Impact of model parameter degeneracy on leptonic radiation models. The case of blazar multi-wavelength spectra

TL;DR

This study investigates how parameter degeneracy affects the interpretation of leptonic radiation models for blazar spectra, emphasizing the importance of data coverage and optimization methods in accurately characterizing source properties.

Contribution

The paper demonstrates the impact of data coverage and fitting procedures on parameter degeneracy in leptonic models, highlighting the need for comprehensive data to constrain model parameters effectively.

Findings

Significant degeneracies exist in seven-dimensional parameter space.

Choice of optimization algorithm influences best-fit results.

Improved data coverage reduces parameter degeneracy.

Abstract

Leptonic one-zone radiation models are commonly used to describe multi-wavelength data and explore the physical properties of high-energy sources, such as active galactic nuclei.
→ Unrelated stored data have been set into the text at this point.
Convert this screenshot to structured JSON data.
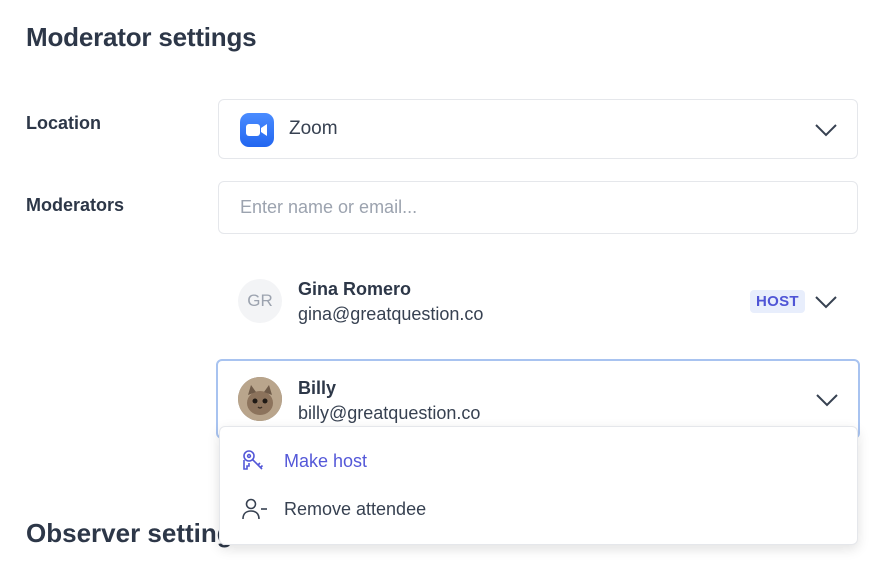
{
  "page": {
    "title": "Moderator settings",
    "observer_title": "Observer settings"
  },
  "location": {
    "label": "Location",
    "value": "Zoom",
    "icon": "zoom-icon",
    "accent": "#2D8CFF"
  },
  "moderators": {
    "label": "Moderators",
    "placeholder": "Enter name or email...",
    "list": [
      {
        "initials": "GR",
        "name": "Gina Romero",
        "email": "gina@greatquestion.co",
        "badge": "HOST"
      },
      {
        "name": "Billy",
        "email": "billy@greatquestion.co",
        "avatar": "cat-photo"
      }
    ]
  },
  "menu": {
    "items": [
      {
        "label": "Make host",
        "icon": "keys-icon",
        "color": "#5458D8"
      },
      {
        "label": "Remove attendee",
        "icon": "user-minus-icon",
        "color": "#374151"
      }
    ]
  }
}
However, these models often require a large number of free parameters. In the context of possible parameter degeneracy and the complex landscape of the parameter space, we study how the choice of the fitting procedure impacts the characterization of the source properties. Furthermore, we examine how the data coverage and the uncertainties associated to the data influence the model parameter degeneracy. We generated simulated spectral energy distribution datasets with different properties, which we then fit with a numerical model. The model describes the relevant radiation processes with seven free parameters. We compare different optimization algorithms and study the parameter degeneracy using t-distributed stochastic neighbor embedding. Additionally, we applied the same fitting procedures to the observational data of two sources, Mrk 501 and PKS 0735+178. We demonstrate significant degeneracies in the seven-dimensional parameter space of the one-zone leptonic models caused by the incomplete wavelength coverage of the data. Given the same goodness-of-fit function, the best-fit result depends on the choice of the minimization algorithm. Source properties extracted from the best-fit solution to realistic datasets cannot be interpreted as the only solution due to significant degeneracies of the model parameters. Adding new energy ranges (e.g. MeV) and regular source monitoring would allow to reduce gaps in the data and significantly decrease the parameter degeneracy.